In any area of mathematics or physics, we can introduce diagrams as a way of exactly representing certain facts or properties, if we carefully define how the diagram is to be interpreted. In this respect such precisely-defined diagrams are like algebraic symbols. Indeed, some areas of maths are handled by developing a notation where the symbols are like little diagrams.
In the case of spacetime we are dealing with manifolds. The most natural way to allow a diagram to give information about a manifold depends on the type of manifold. Here are examples.
Euclidean manifold in 2D. This is the easiest: an ordinary flat diagram on a paper or screen maps naturally to such a manifold. No special interpretation is needed; the interpretation is obvious.
Minkowskian manifold in 2D. This is the kind of manifold you encounter in Special Relativity. It is flat (the Riemann curvature is everywhere zero) but it is not quite the same as a flat piece of paper, because the latter has Euclidean geometry. In the Minkowski space the invariant is $-\Delta t^2 + \Delta x^2$ but in the Euclidean space the invariant is $+\Delta z^2 + \Delta x^2$. This means that when the Euclidean diagram is used to visualize and Minkowski spacetime, some interpretation is needed. For example, the length of a line in some arbitrary direction on the diagram is not related in any simple way to the length of the corresponding spacetime interval (i.e. $(\Delta z^2 + \Delta x^2)^{1/2}$ does not behave like $(-\Delta t^2 + \Delta x^2)^{1/2}$). Lines that are orthogonal in the spacetime sense are mostly not at right angles to one another on the diagram. However the situation is not too bad: lines forming a pair whose angle is bisected by a photon worldline are spacetime-orthogonal, and distances parallel to any give time- or distance-axis are proportional to time intervals and spatial intervals in the corresponding reference frame, with the proportionality constant indicated by a hyperbola of constant interval from the origin.
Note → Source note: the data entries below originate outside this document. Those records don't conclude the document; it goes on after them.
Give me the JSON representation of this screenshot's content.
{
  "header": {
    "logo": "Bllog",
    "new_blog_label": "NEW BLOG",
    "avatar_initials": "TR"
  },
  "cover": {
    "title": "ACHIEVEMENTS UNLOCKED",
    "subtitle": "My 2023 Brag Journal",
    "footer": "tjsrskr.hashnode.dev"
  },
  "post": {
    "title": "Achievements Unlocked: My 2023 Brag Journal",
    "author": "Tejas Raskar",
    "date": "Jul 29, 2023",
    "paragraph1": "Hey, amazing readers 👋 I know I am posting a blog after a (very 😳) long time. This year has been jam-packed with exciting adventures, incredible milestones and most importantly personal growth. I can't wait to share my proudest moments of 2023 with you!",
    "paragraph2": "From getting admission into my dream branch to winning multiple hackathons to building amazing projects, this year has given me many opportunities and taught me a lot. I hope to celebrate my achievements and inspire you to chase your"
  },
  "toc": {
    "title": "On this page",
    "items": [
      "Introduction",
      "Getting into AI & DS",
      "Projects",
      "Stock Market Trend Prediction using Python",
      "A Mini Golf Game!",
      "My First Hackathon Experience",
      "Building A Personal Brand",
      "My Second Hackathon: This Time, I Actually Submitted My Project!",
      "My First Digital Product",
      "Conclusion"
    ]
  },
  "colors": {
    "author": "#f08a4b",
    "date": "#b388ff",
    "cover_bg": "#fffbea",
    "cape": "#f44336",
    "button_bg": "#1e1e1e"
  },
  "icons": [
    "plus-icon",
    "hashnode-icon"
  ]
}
Curved 2D space with positive signature. This is the kind of manifold which can represent space (not spacetime) around a gravitating object such as a star or a black hole, especially when there is spherical symmetry so we can use a 2D slice to tell us about the whole space. In this case it is often possible to use an
embedding diagram. Here we go up one dimension, to 3D, such that the 3D space is Euclidean. Then we draw a surface in this 3D space. The surface is 2D, but it need not be flat. For many cases it is possible to construct this surface in such a way that distances along the surface embedded in Euclidean 3D space (so the distances we naturally see when we look at the diagram) exactly match the distances in the curved 2D space. This kind of diagram is widely used to help us get intuition about the Schwarzschild-Droste spacetime. We treat the region outside the horizon, and take a slice through spacetime at some given time. We then have a 3D space which with spherical symmetry. We take a slice through that space, thus getting a 2D manifold with positive signature. The embedding diagram looks like this
This is a precise diagram; it is called Flamm's paraboloid. Here are a few things you can deduce. (i) Each small region has the shape of a saddle, therefore the Gaussian curvature is negative. (ii) If you obtain the Gaussian curvature at each point, the value matches that of the Schwarzschild-Droste space. (iii) The distance from the horizon to any point is finite. (iv) As you walk outwards, increasing your distance from the horizon by $\Delta r$, the circumference of the circle about $z$ grows by less than $2\pi\Delta r$, and furthermore the diagram indicates exactly by how much it grows.
- Curved spacetime. The case of a curved space with a Minkowski signature is more difficult. There is, in principle, a Euclidean space of higher dimension in which the manifold can be embedded, but the number of dimensions will be larger than 3 so such a diagram is itself hard for us to visualize.
Finally, another remark on case (3), the curved 2D manifold with positive signature. Another example occurs in cosmology. Space on a very large scale may be flat, or it may have constant non-zero curvature. If the curvature is positive then you get a 3-sphere, and a cross-section through it gives a 2-sphere. That is a 2D manifold whose curvature and topology exactly matches that of the surface of an ordinary sphere in Euclidean space. So the widely used 'balloon model' of the cosmos, where an expanding balloon represents the expanding space of the cosmos, is a correct and exact model if it is interpreted correctly. Note especially that it is the surface of the sphere that represents a slice through the space of the cosmos.